Compilation album by various artists
- Released: 1983
- Label: Rhino

= The Rhino Brothers Present the World's Worst Records =

The Rhino Brothers Present the World's Worst Records is a compilation album released by Rhino Records in 1983. It purports to compile the worst music ever recorded and features mostly novelty songs, parodies and cover versions of popular songs, performed very poorly (though in many cases, intentionally so, either as a novelty or as a joke). The original album included an airsickness bag and a warning that the album "may cause internal discomfort". Dr. Demento wrote the liner notes for the album.

==Content==
The original 1983 album included two musicians, the Legendary Stardust Cowboy and Wild Man Fischer, who later became associated with the outsider music movement (Edith Massey has also been associated with that movement to an extent). None of the songs on the first album were top-40 hits, and only one act on that album, The Turtles (whose experimental and uncharacteristic piece "Umbassa and the Dragon" is included), contributed substantially to popular music. Ogden Edsl and Barnes and Barnes both achieved notoriety in the novelty music field.

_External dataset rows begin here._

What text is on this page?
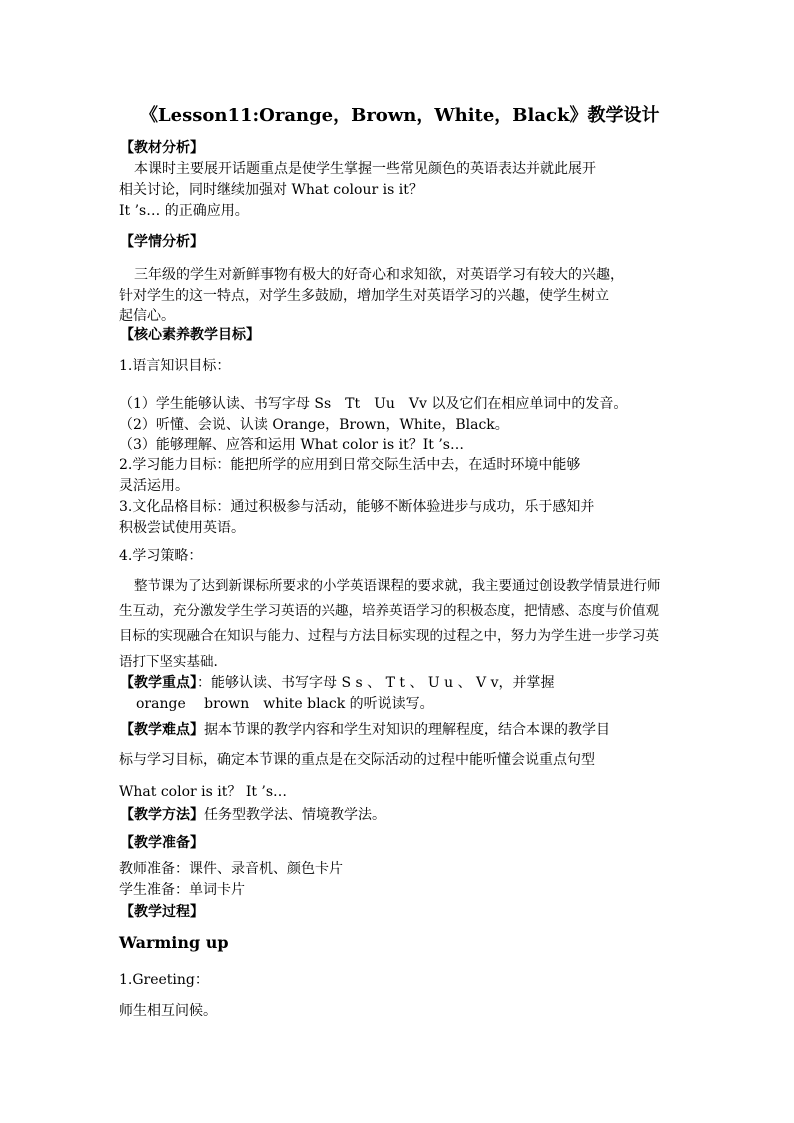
《Lesson11:Orange，Brown，White，Black》教学设计
【教材分析】
本课时主要展开话题重点是使学生掌握一些常见颜色的英语表达并就此展开
相关讨论，同时继续加强对 What colour is it？
It ’s… 的正确应用。
【学情分析】
三年级的学生对新鲜事物有极大的好奇心和求知欲，对英语学习有较大的兴趣，
针对学生的这一特点，对学生多鼓励，增加学生对英语学习的兴趣，使学生树立
起信心。
【核心素养教学目标】
1.语言知识目标：
（1）学生能够认读、书写字母 Ss　Tt　Uu　Vv 以及它们在相应单词中的发音。
（2）听懂、会说、认读 Orange，Brown，White，Black。
（3）能够理解、应答和运用 What color is it？It ’s…
2.学习能力目标：能把所学的应用到日常交际生活中去，在适时环境中能够
灵活运用。
3.文化品格目标：通过积极参与活动，能够不断体验进步与成功，乐于感知并
积极尝试使用英语。
4.学习策略：
整节课为了达到新课标所要求的小学英语课程的要求就，我主要通过创设教学情景进行师
生互动，充分激发学生学习英语的兴趣，培养英语学习的积极态度，把情感、态度与价值观
目标的实现融合在知识与能力、过程与方法目标实现的过程之中，努力为学生进一步学习英
语打下坚实基础.
【教学重点】：能够认读、书写字母 S s 、 T t 、 U u 、 V v，并掌握
orange　 brown　white black 的听说读写。
【教学难点】据本节课的教学内容和学生对知识的理解程度，结合本课的教学目
标与学习目标，确定本节课的重点是在交际活动的过程中能听懂会说重点句型
What color is it？ It ’s…
【教学方法】任务型教学法、情境教学法。
【教学准备】
教师准备：课件、录音机、颜色卡片
学生准备：单词卡片
【教学过程】
Warming up
1.Greeting：
师生相互问候。
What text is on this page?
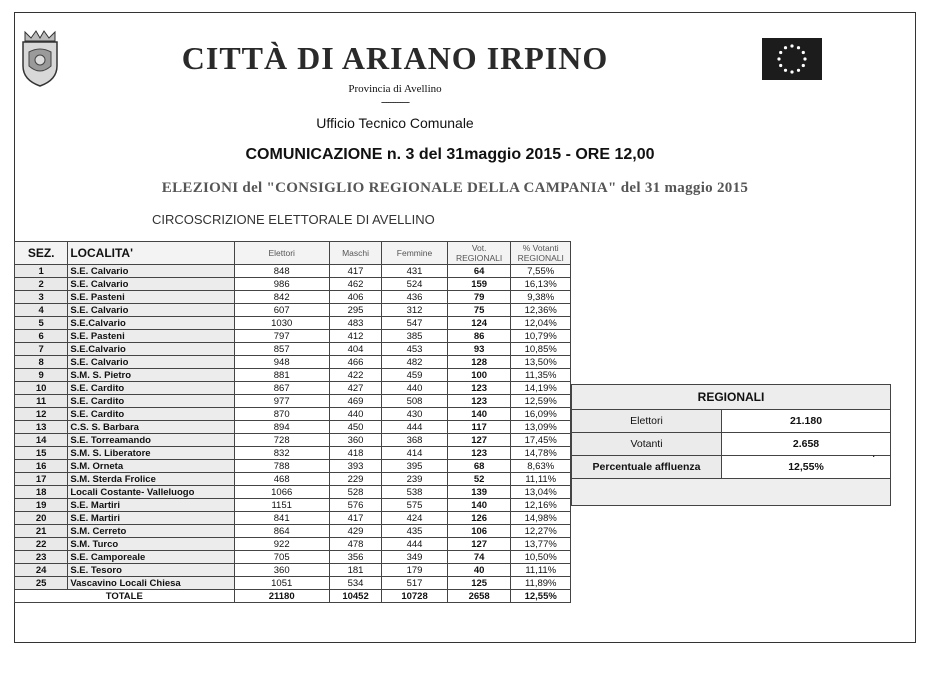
CITTÀ DI ARIANO IRPINO
Provincia di Avellino
------------
Ufficio Tecnico Comunale
COMUNICAZIONE n. 3 del 31maggio 2015 - ORE 12,00
ELEZIONI del "CONSIGLIO REGIONALE DELLA CAMPANIA" del 31 maggio 2015
CIRCOSCRIZIONE ELETTORALE DI AVELLINO
SEZ.	LOCALITA'	Elettori	Maschi	Femmine	Vot. REGIONALI	% Votanti REGIONALI
1	S.E. Calvario	848	417	431	64	7,55%
2	S.E. Calvario	986	462	524	159	16,13%
3	S.E. Pasteni	842	406	436	79	9,38%
4	S.E. Calvario	607	295	312	75	12,36%
5	S.E.Calvario	1030	483	547	124	12,04%
6	S.E. Pasteni	797	412	385	86	10,79%
7	S.E.Calvario	857	404	453	93	10,85%
8	S.E. Calvario	948	466	482	128	13,50%
9	S.M. S. Pietro	881	422	459	100	11,35%
10	S.E. Cardito	867	427	440	123	14,19%
11	S.E. Cardito	977	469	508	123	12,59%
12	S.E. Cardito	870	440	430	140	16,09%
13	C.S. S. Barbara	894	450	444	117	13,09%
14	S.E. Torreamando	728	360	368	127	17,45%
15	S.M. S. Liberatore	832	418	414	123	14,78%
16	S.M. Orneta	788	393	395	68	8,63%
17	S.M. Sterda Frolice	468	229	239	52	11,11%
18	Locali Costante- Valleluogo	1066	528	538	139	13,04%
19	S.E. Martiri	1151	576	575	140	12,16%
20	S.E. Martiri	841	417	424	126	14,98%
21	S.M. Cerreto	864	429	435	106	12,27%
22	S.M. Turco	922	478	444	127	13,77%
23	S.E. Camporeale	705	356	349	74	10,50%
24	S.E. Tesoro	360	181	179	40	11,11%
25	Vascavino Locali Chiesa	1051	534	517	125	11,89%
TOTALE		21180	10452	10728	2658	12,55%
REGIONALI	
Elettori	21.180
Votanti	2.658
Percentuale affluenza	12,55%

.
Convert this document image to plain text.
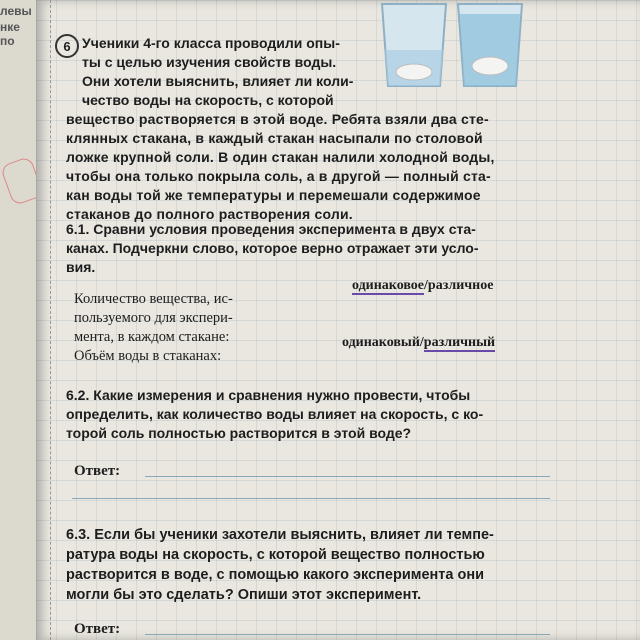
левы
нке по	6 Ученики 4-го класса проводили опы-
ты с целью изучения свойств воды.
Они хотели выяснить, влияет ли коли-
чество воды на скорость, с которой
вещество растворяется в этой воде. Ребята взяли два сте-
клянных стакана, в каждый стакан насыпали по столовой
ложке крупной соли. В один стакан налили холодной воды,
чтобы она только покрыла соль, а в другой — полный ста-
кан воды той же температуры и перемешали содержимое
стаканов до полного растворения соли.
6.1. Сравни условия проведения эксперимента в двух ста-
канах. Подчеркни слово, которое верно отражает эти усло-
вия.
Количество вещества, ис-
пользуемого для экспери-
мента, в каждом стакане:
одинаковое/различное
Объём воды в стаканах:
одинаковый/различный
6.2. Какие измерения и сравнения нужно провести, чтобы
определить, как количество воды влияет на скорость, с ко-
торой соль полностью растворится в этой воде?
Ответ:
6.3. Если бы ученики захотели выяснить, влияет ли темпе-
ратура воды на скорость, с которой вещество полностью
растворится в воде, с помощью какого эксперимента они
могли бы это сделать? Опиши этот эксперимент.
Ответ:
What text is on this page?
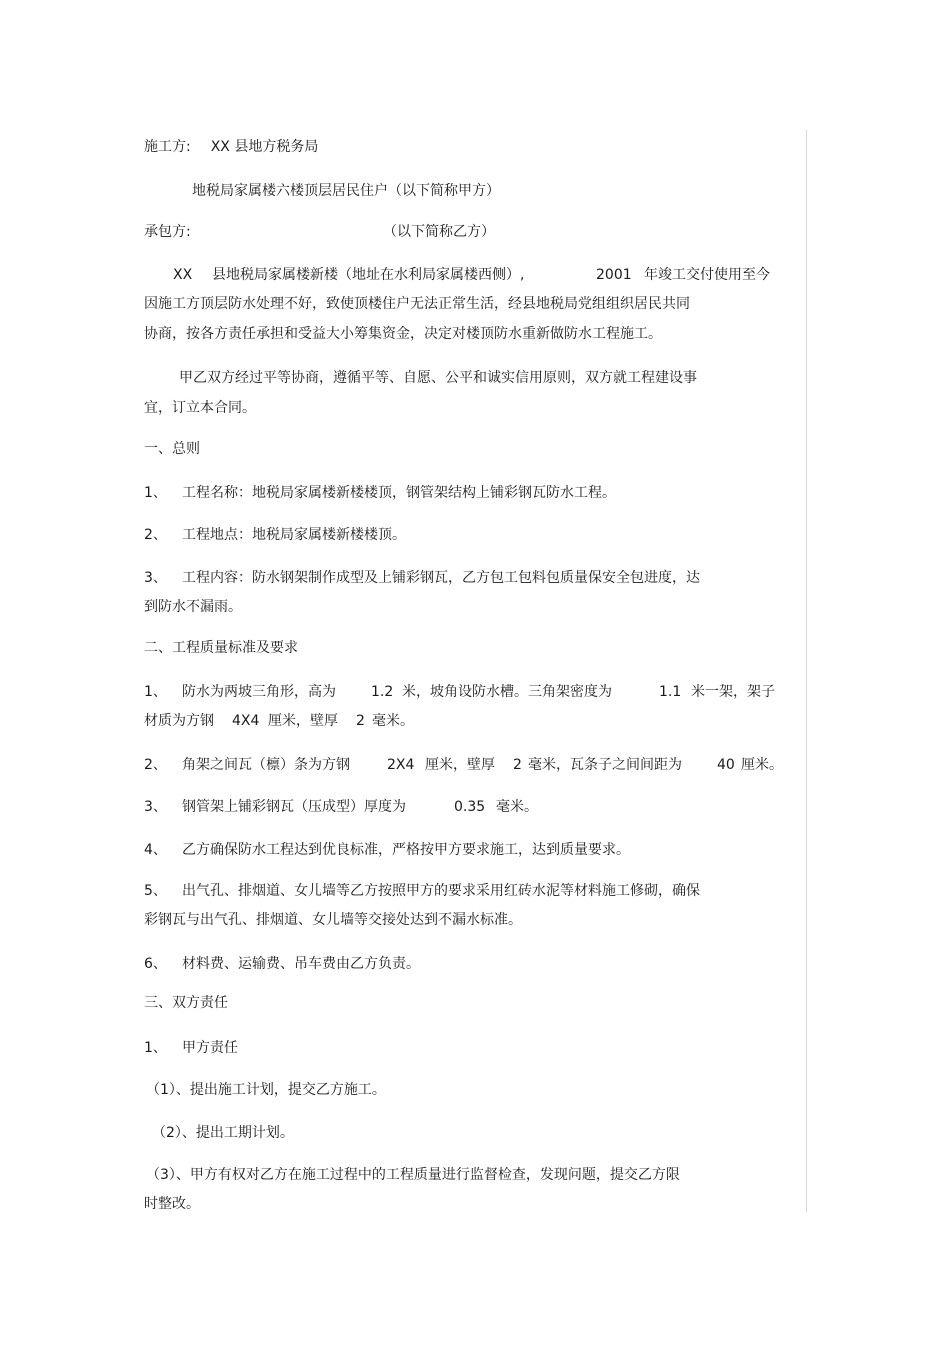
施工方: XX 县地方税务局
地税局家属楼六楼顶层居民住户（以下简称甲方）
承包方:	（以下简称乙方）
XX 县地税局家属楼新楼（地址在水利局家属楼西侧）,	2001 年竣工交付使用至今
因施工方顶层防水处理不好，致使顶楼住户无法正常生活，经县地税局党组组织居民共同
协商，按各方责任承担和受益大小筹集资金，决定对楼顶防水重新做防水工程施工。
甲乙双方经过平等协商，遵循平等、自愿、公平和诚实信用原则，双方就工程建设事
宜，订立本合同。
一、总则
1、 工程名称：地税局家属楼新楼楼顶，钢管架结构上铺彩钢瓦防水工程。
2、 工程地点：地税局家属楼新楼楼顶。
3、 工程内容：防水钢架制作成型及上铺彩钢瓦，乙方包工包料包质量保安全包进度，达
到防水不漏雨。
二、工程质量标准及要求
1、 防水为两坡三角形，高为	1.2 米，坡角设防水槽。三角架密度为	1.1 米一架，架子
材质为方钢 4X4 厘米，壁厚 2 毫米。
2、 角架之间瓦（檩）条为方钢	2X4 厘米，壁厚 2 毫米，瓦条子之间间距为	40 厘米。
3、 钢管架上铺彩钢瓦（压成型）厚度为	0.35 毫米。
4、 乙方确保防水工程达到优良标准，严格按甲方要求施工，达到质量要求。
5、 出气孔、排烟道、女儿墙等乙方按照甲方的要求采用红砖水泥等材料施工修砌，确保
彩钢瓦与出气孔、排烟道、女儿墙等交接处达到不漏水标准。
6、 材料费、运输费、吊车费由乙方负责。
三、双方责任
1、 甲方责任
（1）、提出施工计划，提交乙方施工。
（2）、提出工期计划。
（3）、甲方有权对乙方在施工过程中的工程质量进行监督检查，发现问题，提交乙方限
时整改。
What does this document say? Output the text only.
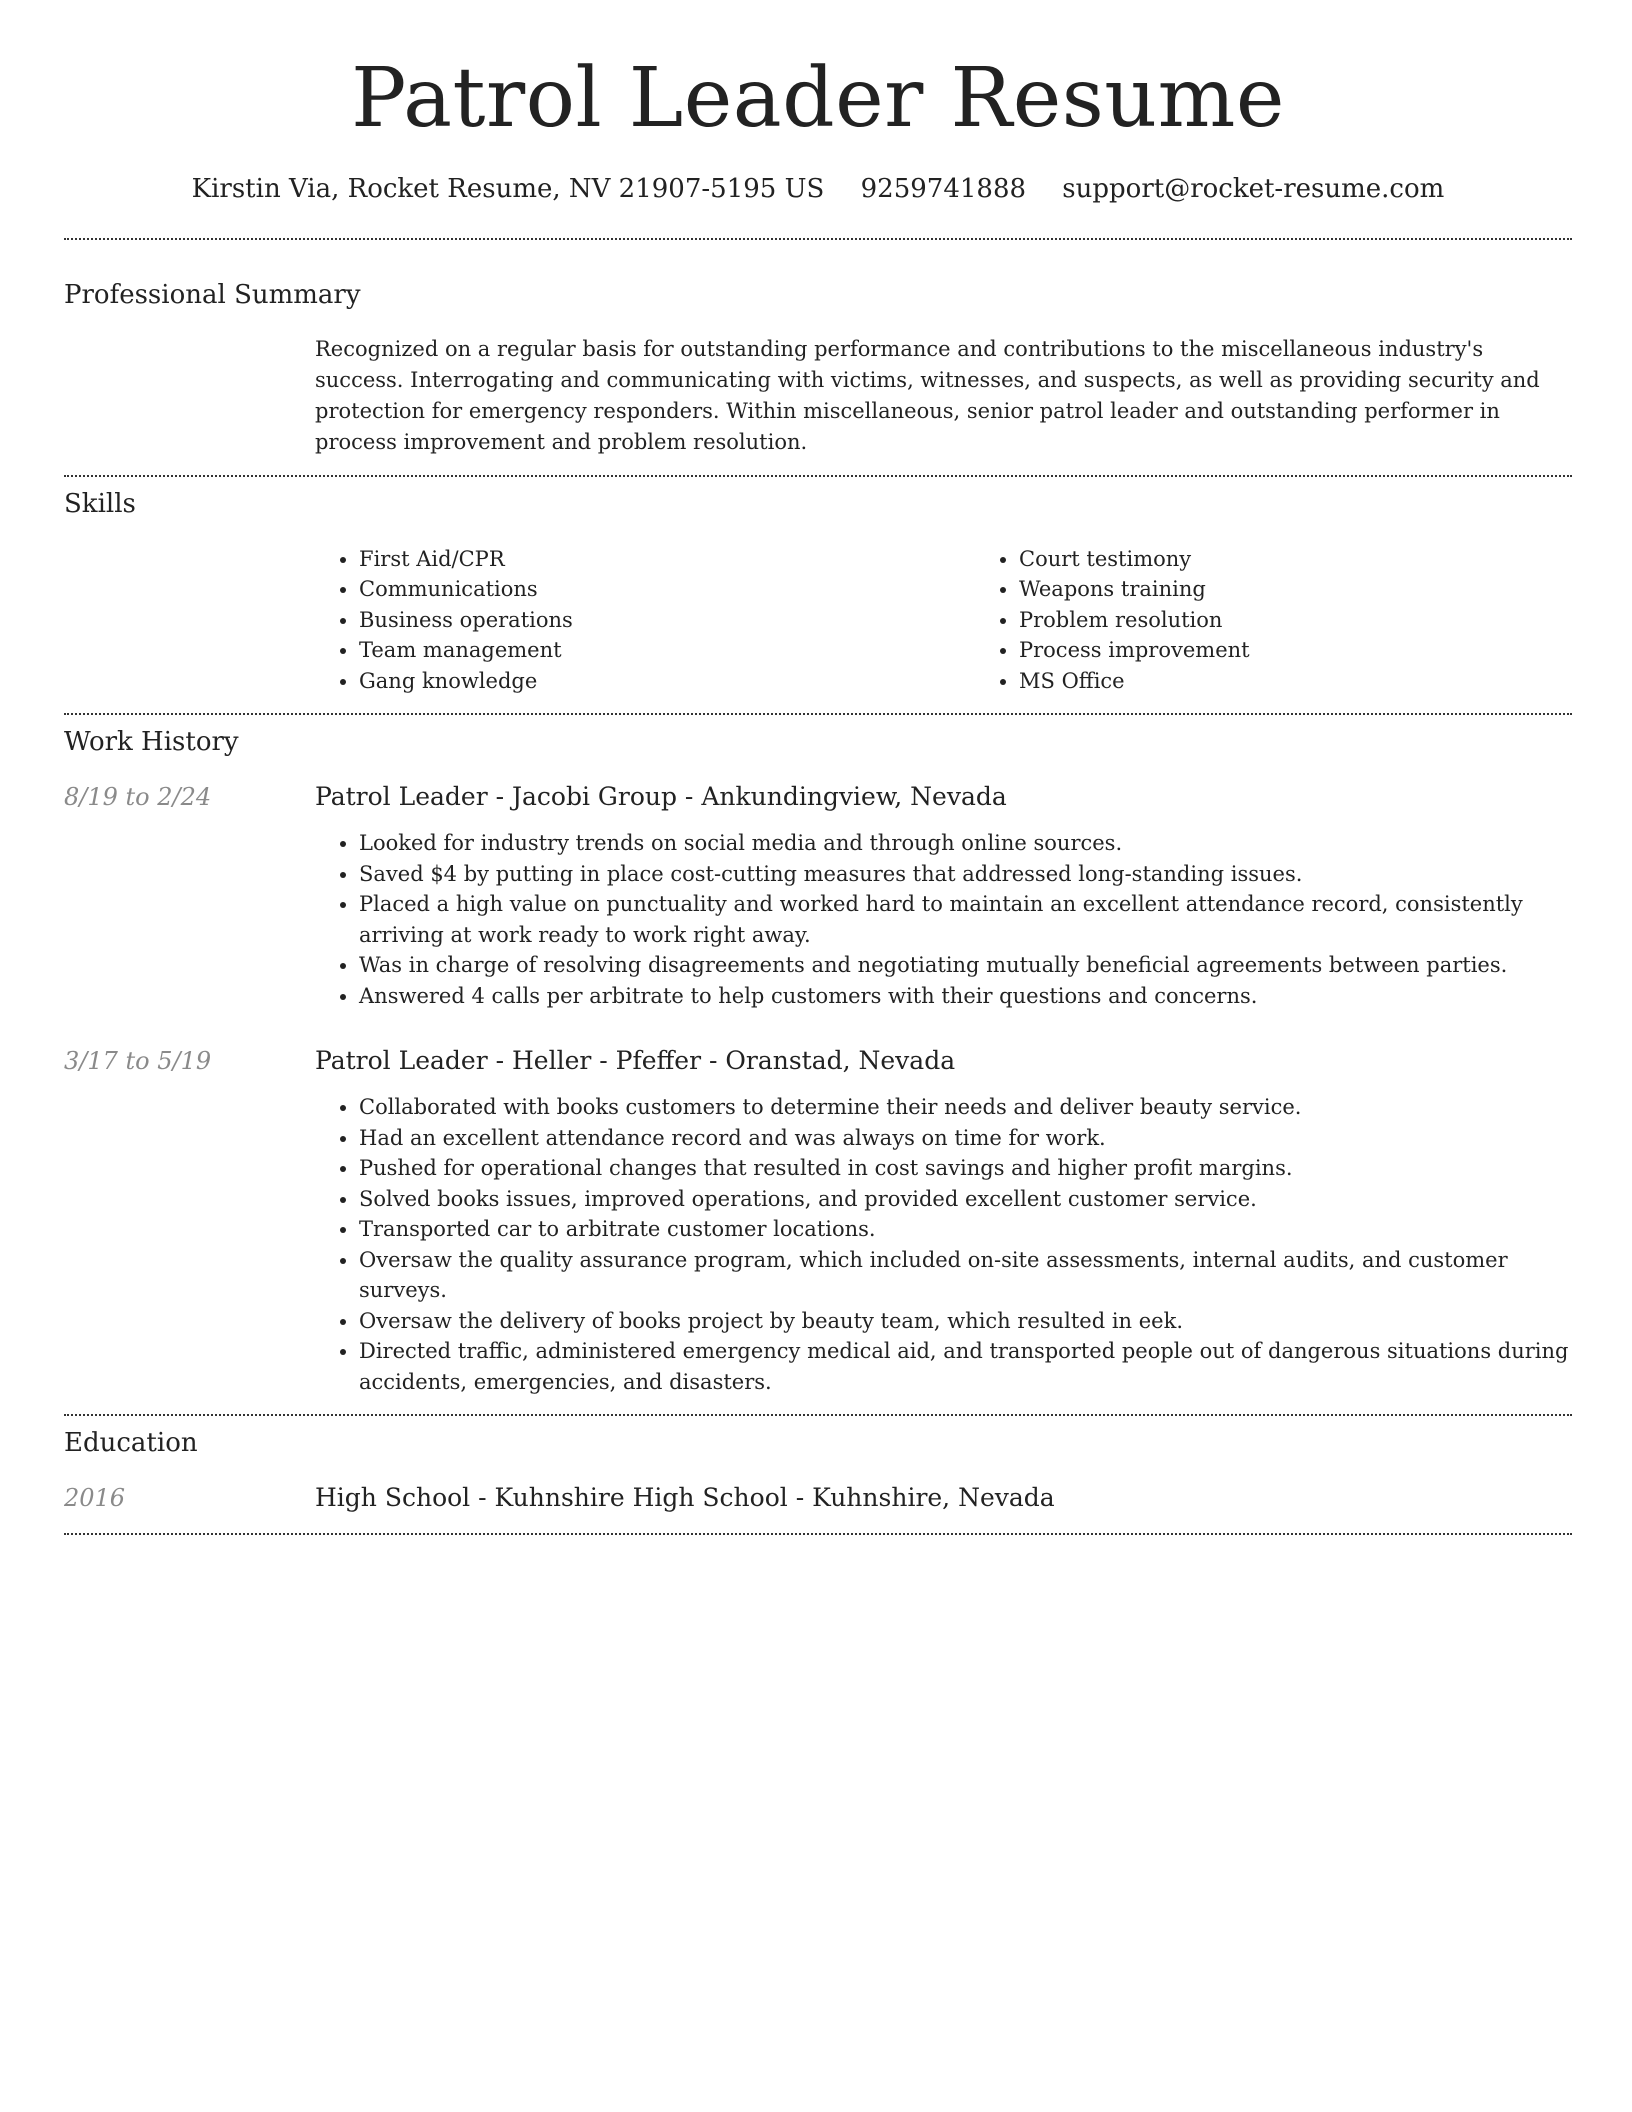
Patrol Leader Resume
Kirstin Via, Rocket Resume, NV 21907-5195 US 9259741888 support@rocket-resume.com
Professional Summary

Recognized on a regular basis for outstanding performance and contributions to the miscellaneous industry's success. Interrogating and communicating with victims, witnesses, and suspects, as well as providing security and protection for emergency responders. Within miscellaneous, senior patrol leader and outstanding performer in process improvement and problem resolution.

Skills
• First Aid/CPR
• Communications
• Business operations
• Team management
• Gang knowledge
• Court testimony
• Weapons training
• Problem resolution
• Process improvement
• MS Office
Work History
8/19 to 2/24	Patrol Leader - Jacobi Group - Ankundingview, Nevada
• Looked for industry trends on social media and through online sources.
• Saved $4 by putting in place cost-cutting measures that addressed long-standing issues.
• Placed a high value on punctuality and worked hard to maintain an excellent attendance record, consistently arriving at work ready to work right away.
• Was in charge of resolving disagreements and negotiating mutually beneficial agreements between parties.
• Answered 4 calls per arbitrate to help customers with their questions and concerns.
3/17 to 5/19	Patrol Leader - Heller - Pfeffer - Oranstad, Nevada
• Collaborated with books customers to determine their needs and deliver beauty service.
• Had an excellent attendance record and was always on time for work.
• Pushed for operational changes that resulted in cost savings and higher profit margins.
• Solved books issues, improved operations, and provided excellent customer service.
• Transported car to arbitrate customer locations.
• Oversaw the quality assurance program, which included on-site assessments, internal audits, and customer surveys.
• Oversaw the delivery of books project by beauty team, which resulted in eek.
• Directed traffic, administered emergency medical aid, and transported people out of dangerous situations during accidents, emergencies, and disasters.
Education
2016	High School - Kuhnshire High School - Kuhnshire, Nevada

A second volume was released in 1985, with a slightly different focus.

==Track listing==

===Volume 1===
1. "The Crusher" (The Novas) (see also: The Crusher (wrestler))
2. "Big Girls Don't Cry" (Edith Massey and The Eggs)
3. "I Want My Baby Back" (Jimmy Cross)
4. "I Like" (Heathen Dan)
5. "Kazooed on Klassics" (The Temple City Kazoo Orchestra)
6. "Fluffy" (Gloria Balsam)
7. "Paralyzed" (Legendary Stardust Cowboy)
8. "I Wanna Be Your Dog" (The Seven Stooges)
9. "Boogie Woogie Amputee" (Barnes and Barnes)
10. "Kinko the Clown" (Ogden Edsl)
11. "Umbassa and the Dragon" (The Turtles)
12. "Ugly" (Johnny Meeskite)
13. "Surfin' Tragedy" (The Breakers)
14. "Young at Heart" (Wild Man Fischer)

===Volume 2===
A follow-up album was released in 1985, under the title The Rhino Brothers Present the World's Worst Records, Vol. 2. This volume featured some more recognizable names from the novelty music field; it also included at least one top-40 hit ("Nag" by The Halos) and was more focused on the comedy than the outright-bad tone of its predecessor.

1. "Downtown" (Mrs. Miller)
2. "K'nish Doctor" (Mickey Katz)
3. "Party in My Pants" (Barnes and Barnes)
4. "Foreign Novelty Smash" (The Credibility Gap)
5. "Nag" (The Halos)
6. "Who Hid the Halibut on the Poop Deck" (Yogi Yorgesson)
7. "Goodbye Sam" (Shad O'Shea)
8. "Just a Big Ego" (Bob Rivers and Zip)
9. "Candy Rapper" (Bird & MacDonald, misattributed to "Sticky Fingers")
10. "Hands" (Debbie Dawn)
11. "Baseball Card Lover" (Rockin' Richie Ray)
12. "Fudd on the Hill" (Little Roger and the Goosebumps)
13. "I Live in a Split Level Head" (Napoleon XIV)
14. "Teenage Enema Nurses in Bondage" (Killer Pussy)
15. "The Troggs Tapes" (The Troggs)

== Reception ==
A review at AllMusic stated, "The Rhino Brothers Present the World's Worst Records! anticipated this trend several years in advance, proposing that "bad" was infinitely better than "boring," though their overdependence on prefab wackiness lessens the importance of the package."